CHEMICAL BEAM EPITAXY GROWTH OF GAAS/GA0.5IN0.5P HETEROSTRUCTURES - GROWTH-KINETICS, ELECTRICAL AND OPTICAL-PROPERTIES

We report the growth kinetics, together with electrical and optical properties of undoped chemical beam epitaxy GaAs/GaInP structures grown using triethylgallium (TEGa), trimethylindium (TMIn), arsine and phosphine as starting materials for group III and group V elements. Undoped GaAs layers were found to be p-type, independent of the gallium-to-arsenic ratio, with free hole concentration ranging from 1 x 10(15) to 9 x 10(15) cm-3, depending on the growth temperature. Undoped GaAs/GaInP heterojunctions exhibit a two-dimensional electron gas with T = 4 K mobilities ranging from 20,000 to 25,000 cm2/V.s. The optical characteristics of GaAs/GaInP multiquantum wells as a function of growth interruptions at the interfaces were investigated by photoluminescence measurements. The growth kinetics of GaAs and GaInP were studied by reflection high energy electron diffraction (RHEED) oscillations. The composition of GaInP was found to be controlled mainly by the growth rate dependence of the binaries (GaP, InP) on growth parameters. The indium composition was found to be proportional to the flux of TMIn at a fixed TEGa flow.

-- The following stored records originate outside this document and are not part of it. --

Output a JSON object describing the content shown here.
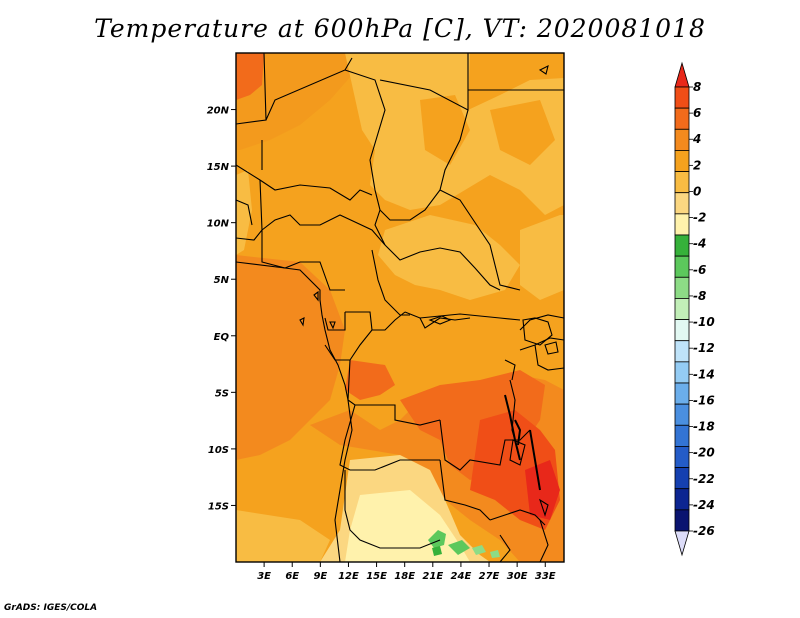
{
  "title": "Temperature at 600hPa [C], VT: 2020081018",
  "credit": "GrADS: IGES/COLA",
  "map": {
    "lat_range": [
      -20,
      25
    ],
    "lon_range": [
      0,
      35
    ],
    "lat_ticks": [
      {
        "value": 20,
        "label": "20N"
      },
      {
        "value": 15,
        "label": "15N"
      },
      {
        "value": 10,
        "label": "10N"
      },
      {
        "value": 5,
        "label": "5N"
      },
      {
        "value": 0,
        "label": "EQ"
      },
      {
        "value": -5,
        "label": "5S"
      },
      {
        "value": -10,
        "label": "10S"
      },
      {
        "value": -15,
        "label": "15S"
      }
    ],
    "lon_ticks": [
      {
        "value": 3,
        "label": "3E"
      },
      {
        "value": 6,
        "label": "6E"
      },
      {
        "value": 9,
        "label": "9E"
      },
      {
        "value": 12,
        "label": "12E"
      },
      {
        "value": 15,
        "label": "15E"
      },
      {
        "value": 18,
        "label": "18E"
      },
      {
        "value": 21,
        "label": "21E"
      },
      {
        "value": 24,
        "label": "24E"
      },
      {
        "value": 27,
        "label": "27E"
      },
      {
        "value": 30,
        "label": "30E"
      },
      {
        "value": 33,
        "label": "33E"
      }
    ]
  },
  "colorbar": {
    "labels": [
      "8",
      "6",
      "4",
      "2",
      "0",
      "-2",
      "-4",
      "-6",
      "-8",
      "-10",
      "-12",
      "-14",
      "-16",
      "-18",
      "-20",
      "-22",
      "-24",
      "-26"
    ],
    "colors": [
      "#e8281a",
      "#f04e17",
      "#f26b1b",
      "#f38a1e",
      "#f5a21e",
      "#f8bc43",
      "#fbd781",
      "#fff2ac",
      "#36b13a",
      "#5cc85c",
      "#8ddc86",
      "#c2efb8",
      "#e2f8f2",
      "#bfe3f9",
      "#94ccf4",
      "#6baeeb",
      "#4a8fe0",
      "#3374d4",
      "#245cc8",
      "#1540b0",
      "#0c2591",
      "#0a1470",
      "#dcdcf8"
    ]
  }
}
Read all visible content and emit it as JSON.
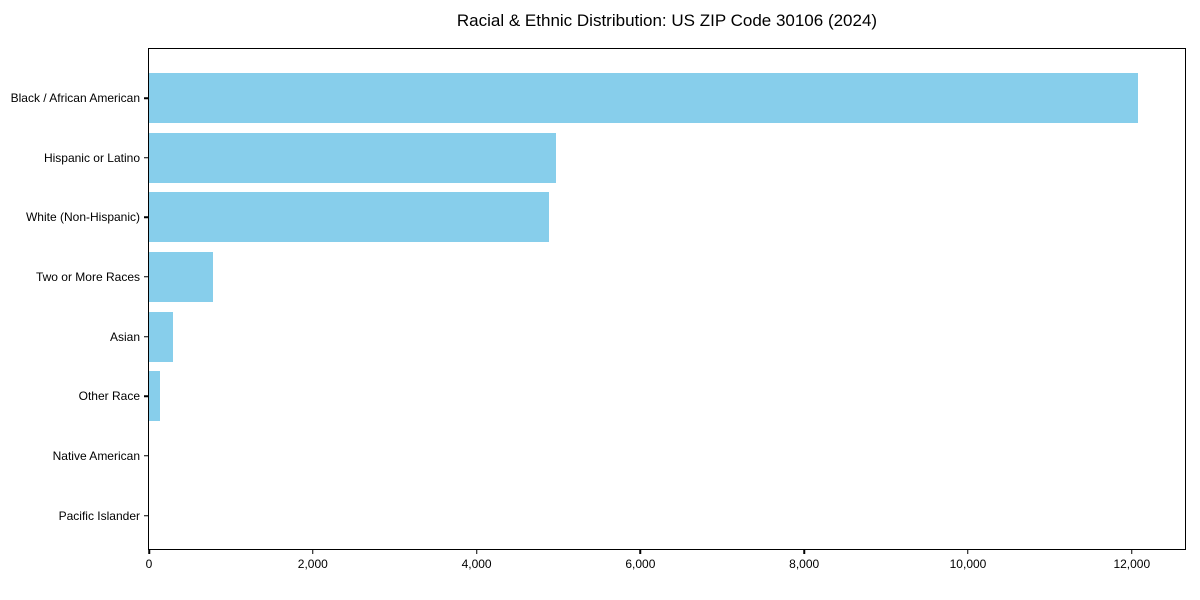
{
  "chart_data": {
    "type": "bar",
    "orientation": "horizontal",
    "title": "Racial & Ethnic Distribution: US ZIP Code 30106 (2024)",
    "categories": [
      "Black / African American",
      "Hispanic or Latino",
      "White (Non-Hispanic)",
      "Two or More Races",
      "Asian",
      "Other Race",
      "Native American",
      "Pacific Islander"
    ],
    "values": [
      12070,
      4970,
      4880,
      780,
      290,
      130,
      0,
      0
    ],
    "xlabel": "",
    "ylabel": "",
    "xlim": [
      0,
      12674
    ],
    "xticks": [
      0,
      2000,
      4000,
      6000,
      8000,
      10000,
      12000
    ],
    "xtick_labels": [
      "0",
      "2,000",
      "4,000",
      "6,000",
      "8,000",
      "10,000",
      "12,000"
    ],
    "grid": false,
    "legend": "none",
    "bar_color": "#87CEEB",
    "axis_color": "#000000",
    "background_color": "#ffffff"
  }
}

A lattice matching better than 5 x 10(-4) can be routinely obtained. However, the composition exhibits a strong dependence on temperature. At temperatures above 510-degrees-C indium desorption occurs and the composition tends toward a Ga-rich phase, while below 510-degrees-C, the indium composition is enhanced by the decrease of the binary GaP growth rate. The PH3 flow also affects significantly the ternary growth rate, mainly through indium incorporation modification. At low PH3 flow (1-5 SCCM), the indium concentration decreases. This fact is attributed to the preferential Ga-P compared to In-P bond formation.